Isolation of Bacterial Extracellular Vesicles Using Size-Exclusion Chromatography

Take a size exclusion chromatography or SEC column packed with porous resin beads of defined size. It contains a sample reservoir at the top.

Add phosphate-buffered saline or PBS to equilibrate the column beads, and discard the flow-through.

Load a concentrated bacterial culture filtrate that contains extracellular vesicles or EVs, secreted proteins, and contaminants.

EVs are lipid-based nanovesicles that carry bioactive molecules and are secreted by bacteria.

Once the filtrate enters the beads, add PBS to drive it through the resin bed.

Discard the initial eluate containing large non-vesicular contaminants.

Place a collection tube under the outlet and sequentially add PBS.

Large-sized EVs evade the smaller resin pores, move through the interparticle spaces between the beads, and elute first.

Smaller proteins and contaminants enter the pores, follow longer paths, and elute later.

Collect the early-eluting fractions containing EVs and store them for analysis.
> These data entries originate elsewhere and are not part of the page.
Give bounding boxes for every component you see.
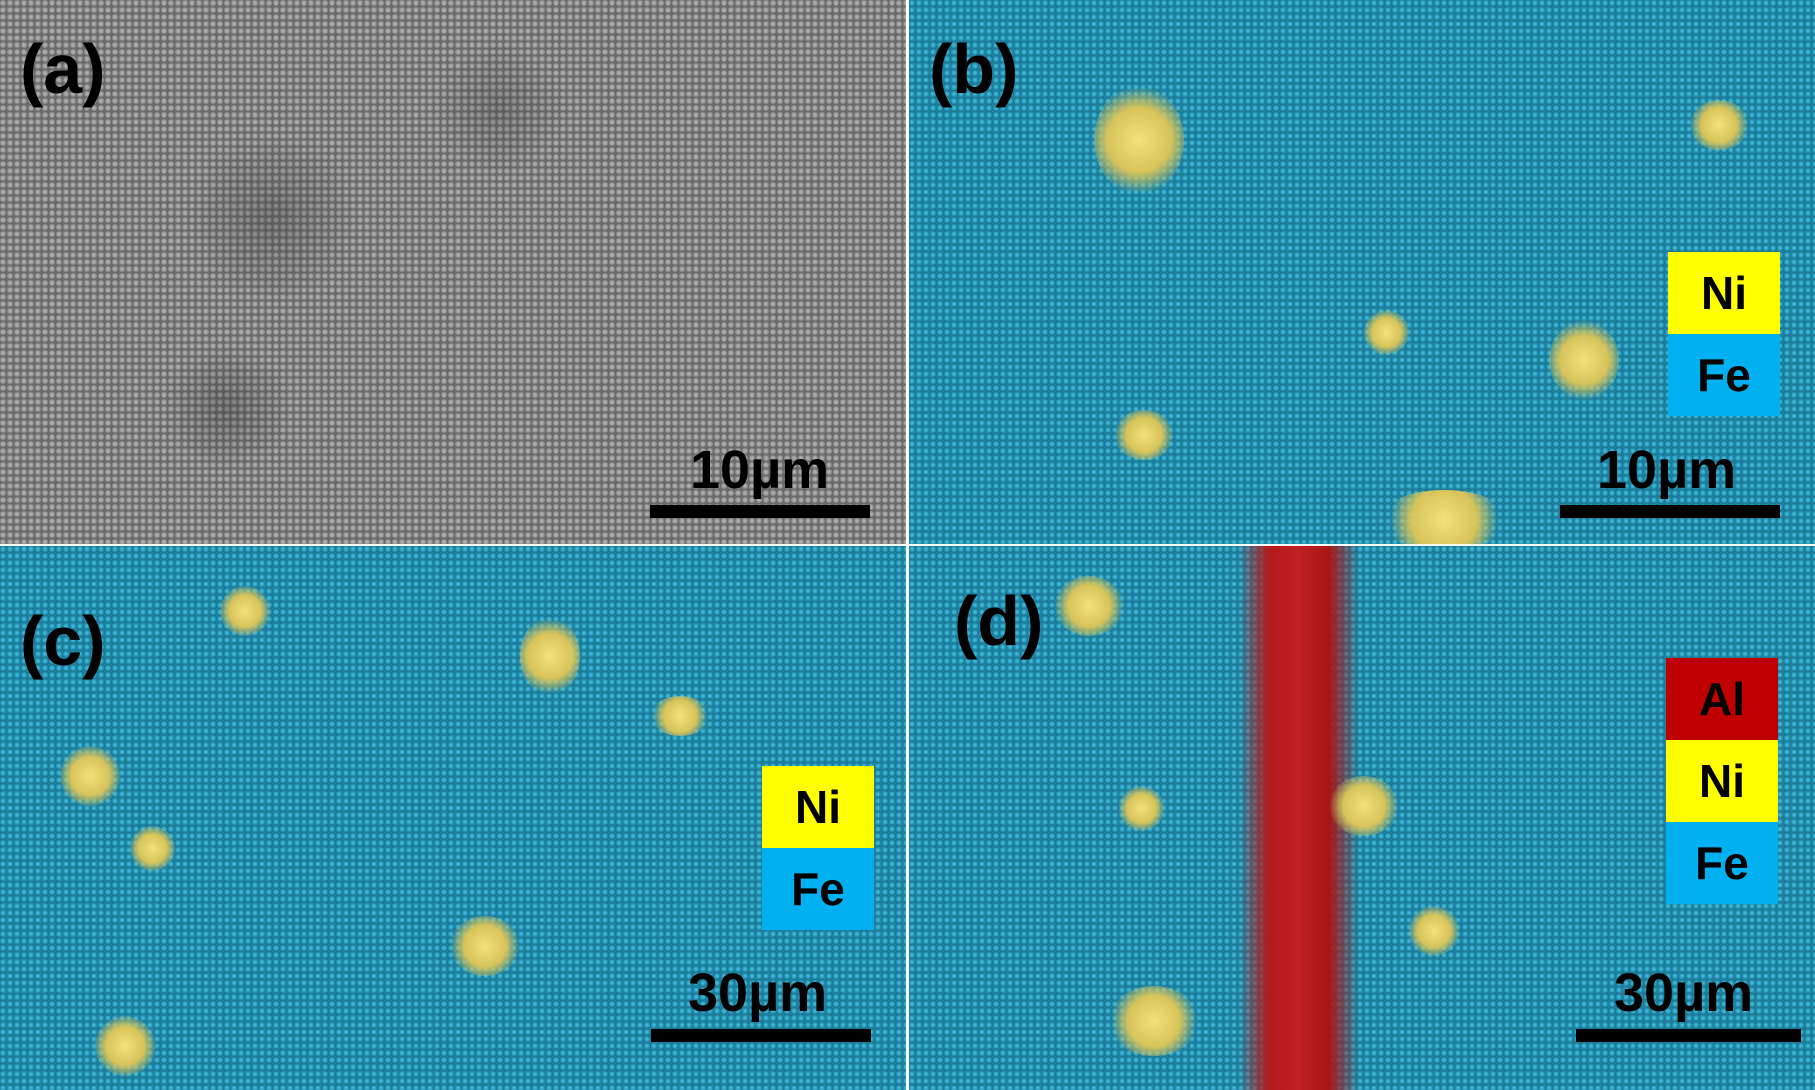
- legend-fe: Fe: [1668, 334, 1780, 416]
- ni-spot: [60, 746, 120, 806]
- ni-spot: [1549, 320, 1619, 400]
- ni-spot: [1054, 576, 1124, 636]
- legend-ni: Ni: [1668, 252, 1780, 334]
- panel-b-eds-map: (b) Ni Fe 10µm: [909, 0, 1815, 544]
- ni-spot: [520, 616, 580, 696]
- legend-ni: Ni: [762, 766, 874, 848]
- scale-bar: [1560, 505, 1780, 518]
- ni-spot: [1329, 776, 1399, 836]
- ni-spot: [1094, 85, 1184, 195]
- panel-d-eds-map: (d) Al Ni Fe 30µm: [909, 546, 1815, 1090]
- legend-al: Al: [1666, 658, 1778, 740]
- scale-bar-label: 30µm: [1614, 963, 1754, 1023]
- legend-fe: Fe: [1666, 822, 1778, 904]
- panel-label: (a): [20, 30, 106, 108]
- panel-c-eds-map: (c) Ni Fe 30µm: [0, 546, 906, 1090]
- eds-map: [909, 0, 1815, 544]
- ni-spot: [1364, 310, 1409, 355]
- scale-bar: [650, 505, 870, 518]
- panel-label: (c): [20, 602, 106, 680]
- eds-map: [909, 546, 1815, 1090]
- scale-bar-label: 10µm: [690, 440, 830, 500]
- scale-bar-label: 10µm: [1597, 440, 1737, 500]
- ni-spot: [1109, 986, 1199, 1056]
- sem-micrograph: [0, 0, 906, 544]
- scale-bar-label: 30µm: [688, 963, 828, 1023]
- eds-map: [0, 546, 906, 1090]
- legend-ni: Ni: [1666, 740, 1778, 822]
- panel-a-sem-image: (a) 10µm: [0, 0, 906, 544]
- ni-spot: [450, 916, 520, 976]
- ni-spot: [1689, 100, 1749, 150]
- ni-spot: [130, 826, 175, 871]
- scale-bar: [1576, 1029, 1801, 1042]
- panel-label: (d): [954, 582, 1044, 660]
- ni-spot: [1409, 906, 1459, 956]
- legend-fe: Fe: [762, 848, 874, 930]
- ni-spot: [650, 696, 710, 736]
- ni-spot: [1379, 490, 1509, 544]
- scale-bar: [651, 1029, 871, 1042]
- ni-spot: [220, 586, 270, 636]
- panel-label: (b): [929, 30, 1019, 108]
- ni-spot: [95, 1016, 155, 1076]
- ni-spot: [1119, 786, 1164, 831]
- ni-spot: [1114, 410, 1174, 460]
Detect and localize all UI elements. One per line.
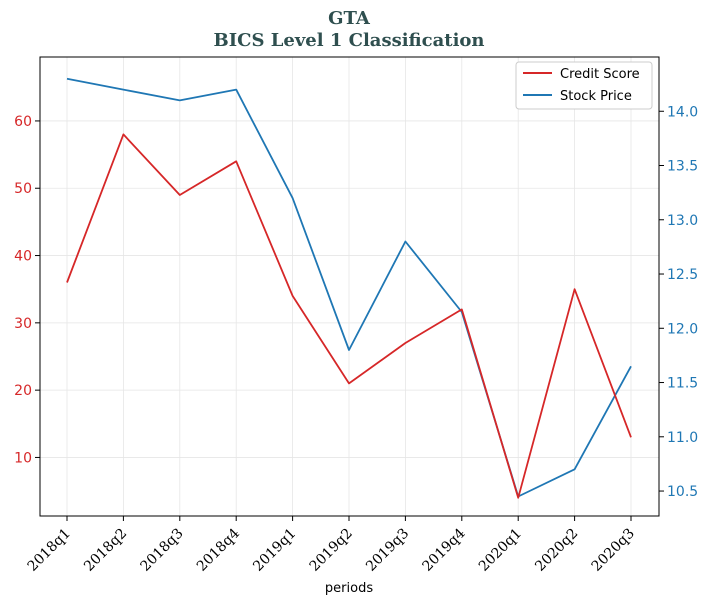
x-tick-label: 2019q3: [363, 526, 412, 575]
x-tick-label: 2018q3: [137, 526, 186, 575]
x-tick-label: 2020q1: [476, 526, 525, 575]
chart-title: GTA: [328, 8, 371, 29]
y-left-tick-label: 50: [14, 181, 32, 197]
y-right-tick-label: 13.0: [667, 213, 698, 229]
x-tick-label: 2018q1: [25, 526, 74, 575]
x-tick-label: 2020q2: [532, 526, 581, 575]
right-axis: 10.5 11.0 11.5 12.0 12.5 13.0 13.5 14.0: [659, 104, 698, 500]
chart-subtitle: BICS Level 1 Classification: [213, 30, 484, 51]
x-tick-label: 2018q2: [81, 526, 130, 575]
series-layer: [66, 77, 632, 499]
x-tick-label: 2020q3: [589, 526, 638, 575]
x-axis-label: periods: [325, 581, 373, 596]
y-left-tick-label: 30: [14, 316, 32, 332]
y-right-tick-label: 11.5: [667, 376, 698, 392]
legend-label-credit-score: Credit Score: [560, 67, 640, 82]
x-tick-label: 2019q2: [307, 526, 356, 575]
legend-label-stock-price: Stock Price: [560, 89, 632, 104]
y-right-tick-label: 12.0: [667, 321, 698, 337]
x-axis: 2018q1 2018q2 2018q3 2018q4 2019q1 2019q2 2019…: [25, 516, 638, 575]
y-right-tick-label: 10.5: [667, 484, 698, 500]
plot-frame: [39, 56, 660, 517]
y-left-tick-label: 10: [14, 450, 32, 466]
y-right-tick-label: 11.0: [667, 430, 698, 446]
y-right-tick-label: 13.5: [667, 159, 698, 175]
series-line-stock-price: [66, 77, 632, 498]
legend: Credit Score Stock Price: [515, 61, 653, 110]
y-left-tick-label: 60: [14, 114, 32, 130]
x-tick-label: 2019q4: [419, 525, 468, 574]
y-left-tick-label: 40: [14, 249, 32, 265]
grid-layer: [40, 57, 659, 516]
series-line-credit-score: [66, 133, 632, 499]
x-tick-label: 2019q1: [250, 526, 299, 575]
y-right-tick-label: 12.5: [667, 267, 698, 283]
y-left-tick-label: 20: [14, 383, 32, 399]
y-right-tick-label: 14.0: [667, 104, 698, 120]
x-tick-label: 2018q4: [194, 525, 243, 574]
left-axis: 10 20 30 40 50 60: [14, 114, 40, 466]
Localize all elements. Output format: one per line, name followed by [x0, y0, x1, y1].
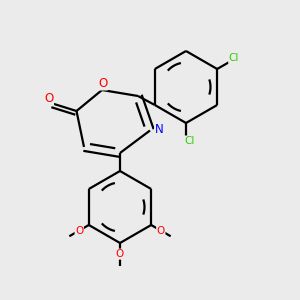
Text: Cl: Cl — [229, 53, 239, 63]
Text: O: O — [116, 249, 124, 259]
Text: O: O — [75, 226, 83, 236]
Text: O: O — [98, 77, 107, 90]
Text: O: O — [44, 92, 53, 105]
Text: Cl: Cl — [184, 136, 195, 146]
Text: O: O — [157, 226, 165, 236]
Text: N: N — [154, 122, 164, 136]
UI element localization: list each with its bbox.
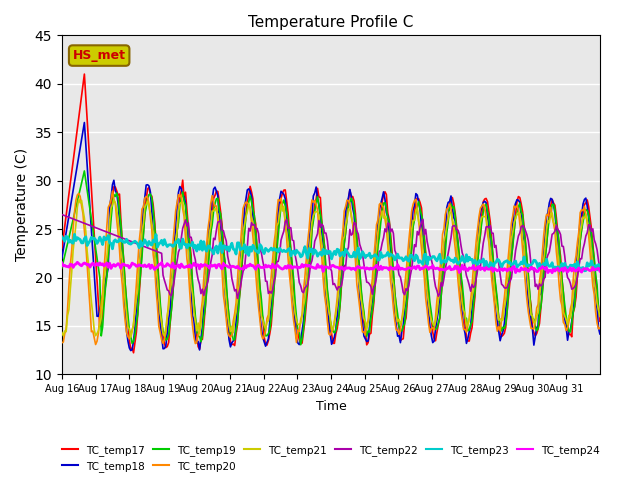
TC_temp21 xyxy=(524,284,532,289)
TC_temp18 xyxy=(524,299,532,305)
TC_temp21 xyxy=(595,307,602,313)
TC_temp18 xyxy=(58,255,66,261)
TC_temp17 xyxy=(595,303,602,309)
Line: TC_temp22: TC_temp22 xyxy=(62,215,600,299)
TC_temp20 xyxy=(95,330,102,336)
TC_temp23 xyxy=(95,238,102,244)
TC_temp19 xyxy=(95,265,102,271)
TC_temp17 xyxy=(337,283,345,289)
TC_temp22 xyxy=(443,258,451,264)
TC_temp23 xyxy=(58,234,66,240)
TC_temp23 xyxy=(70,231,78,237)
TC_temp24 xyxy=(336,266,344,272)
Line: TC_temp23: TC_temp23 xyxy=(62,234,600,271)
TC_temp17 xyxy=(95,300,102,306)
TC_temp17 xyxy=(444,215,452,221)
TC_temp21 xyxy=(596,313,604,319)
TC_temp20 xyxy=(524,309,532,314)
TC_temp24 xyxy=(523,267,531,273)
TC_temp21 xyxy=(337,259,345,264)
TC_temp22 xyxy=(523,232,531,238)
TC_temp22 xyxy=(93,225,101,231)
TC_temp20 xyxy=(92,342,99,348)
Line: TC_temp20: TC_temp20 xyxy=(62,191,600,345)
TC_temp21 xyxy=(77,197,85,203)
TC_temp24 xyxy=(77,263,85,269)
TC_temp20 xyxy=(595,326,602,332)
TC_temp24 xyxy=(595,265,602,271)
TC_temp19 xyxy=(76,186,84,192)
TC_temp19 xyxy=(81,168,88,174)
TC_temp23 xyxy=(595,262,602,267)
TC_temp18 xyxy=(127,348,134,353)
Line: TC_temp19: TC_temp19 xyxy=(62,171,600,345)
TC_temp21 xyxy=(95,328,102,334)
Legend: TC_temp17, TC_temp18, TC_temp19, TC_temp20, TC_temp21, TC_temp22, TC_temp23, TC_: TC_temp17, TC_temp18, TC_temp19, TC_temp… xyxy=(58,441,604,476)
TC_temp17 xyxy=(524,270,532,276)
TC_temp17 xyxy=(81,71,88,77)
TC_temp20 xyxy=(109,188,116,194)
Line: TC_temp17: TC_temp17 xyxy=(62,74,600,353)
TC_temp19 xyxy=(444,219,452,225)
TC_temp24 xyxy=(95,263,102,268)
TC_temp20 xyxy=(76,193,84,199)
TC_temp22 xyxy=(593,247,601,252)
TC_temp17 xyxy=(58,246,66,252)
TC_temp22 xyxy=(596,266,604,272)
TC_temp18 xyxy=(596,331,604,337)
TC_temp23 xyxy=(77,240,85,246)
X-axis label: Time: Time xyxy=(316,400,346,413)
TC_temp18 xyxy=(76,145,84,151)
TC_temp24 xyxy=(596,268,604,274)
TC_temp22 xyxy=(58,212,66,217)
TC_temp23 xyxy=(523,263,531,269)
TC_temp20 xyxy=(596,325,604,331)
TC_temp20 xyxy=(444,205,452,211)
TC_temp19 xyxy=(58,265,66,271)
TC_temp19 xyxy=(297,342,305,348)
Line: TC_temp24: TC_temp24 xyxy=(62,263,600,273)
TC_temp19 xyxy=(596,312,604,318)
TC_temp18 xyxy=(595,325,602,331)
TC_temp22 xyxy=(336,284,344,290)
TC_temp17 xyxy=(130,350,138,356)
TC_temp17 xyxy=(76,104,84,109)
TC_temp18 xyxy=(95,313,102,319)
TC_temp19 xyxy=(524,273,532,278)
Y-axis label: Temperature (C): Temperature (C) xyxy=(15,148,29,262)
TC_temp18 xyxy=(444,200,452,205)
Line: TC_temp21: TC_temp21 xyxy=(62,199,600,337)
TC_temp24 xyxy=(74,260,81,265)
Title: Temperature Profile C: Temperature Profile C xyxy=(248,15,413,30)
TC_temp23 xyxy=(556,268,563,274)
TC_temp23 xyxy=(443,258,451,264)
TC_temp19 xyxy=(337,278,345,284)
TC_temp21 xyxy=(127,334,134,340)
TC_temp19 xyxy=(595,307,602,312)
TC_temp23 xyxy=(596,263,604,269)
TC_temp22 xyxy=(234,296,241,301)
TC_temp21 xyxy=(58,330,66,336)
TC_temp20 xyxy=(58,340,66,346)
TC_temp24 xyxy=(58,260,66,266)
Line: TC_temp18: TC_temp18 xyxy=(62,122,600,350)
TC_temp17 xyxy=(596,318,604,324)
TC_temp23 xyxy=(336,253,344,259)
TC_temp18 xyxy=(81,120,88,125)
TC_temp21 xyxy=(75,196,83,202)
TC_temp22 xyxy=(76,219,84,225)
TC_temp24 xyxy=(548,270,556,276)
TC_temp24 xyxy=(443,265,451,271)
TC_temp21 xyxy=(444,216,452,221)
TC_temp18 xyxy=(337,262,345,268)
Text: HS_met: HS_met xyxy=(73,49,125,62)
TC_temp20 xyxy=(337,240,345,246)
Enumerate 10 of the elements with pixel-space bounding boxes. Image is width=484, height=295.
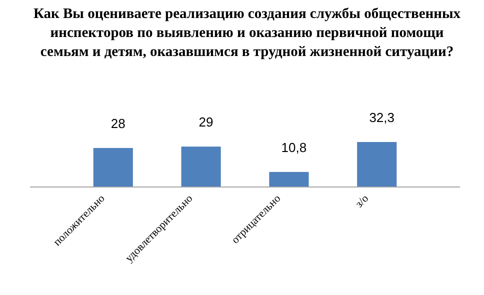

For the isolation of the EVs, perform size exclusion chromatography, or SEC, using a small column with a 10-milliliter bed volume for less than 100 milliliters of starting material and a larger column with a 47-milliliter bed volume for more than 100 milliliters of starting material. Over several hours before the experiment, bring the SEC column and PBS to room temperature, followed by stabilizing the column in a vertical position using a standard laboratory stand and holder. Before connecting to the SEC column, hydrate the sample reservoir by allowing five milliliters of PBS to flow through the frit into a waste container.

Then, unscrew the inlet cap of the column to add two milliliters of PBS to the sample reservoir and carefully connect the reservoir to the column as the PBS is dripping out through the frit. For equilibration of the column, add 47 milliliters of PBS to the sample reservoir, followed by uncapping the bottom of the SEC column. Then, allow all the loaded sample buffer to flow through the column and discard the flow-through.

After loading two milliliters of the sample onto the sample reservoir, allow the sample to enter the column completely and collect the flow-through. Immediately add PBS to the sample reservoir at a volume of 14.25 milliliters minus the sample volume to allow the solution to flow through the column, while discarding the amount equal to the column void volume. Next, position a two-milliliter low-binding microtube directly below the SEC column to collect the first flow-through or fraction one after allowing two milliliters of PBS to run through the column.

Continue to add two milliliters of PBS to the sample reservoir to collect each subsequent fraction. Store the collected fractions at four degrees Celsius for short term storage or minus 80 degrees Celsius for long term storage.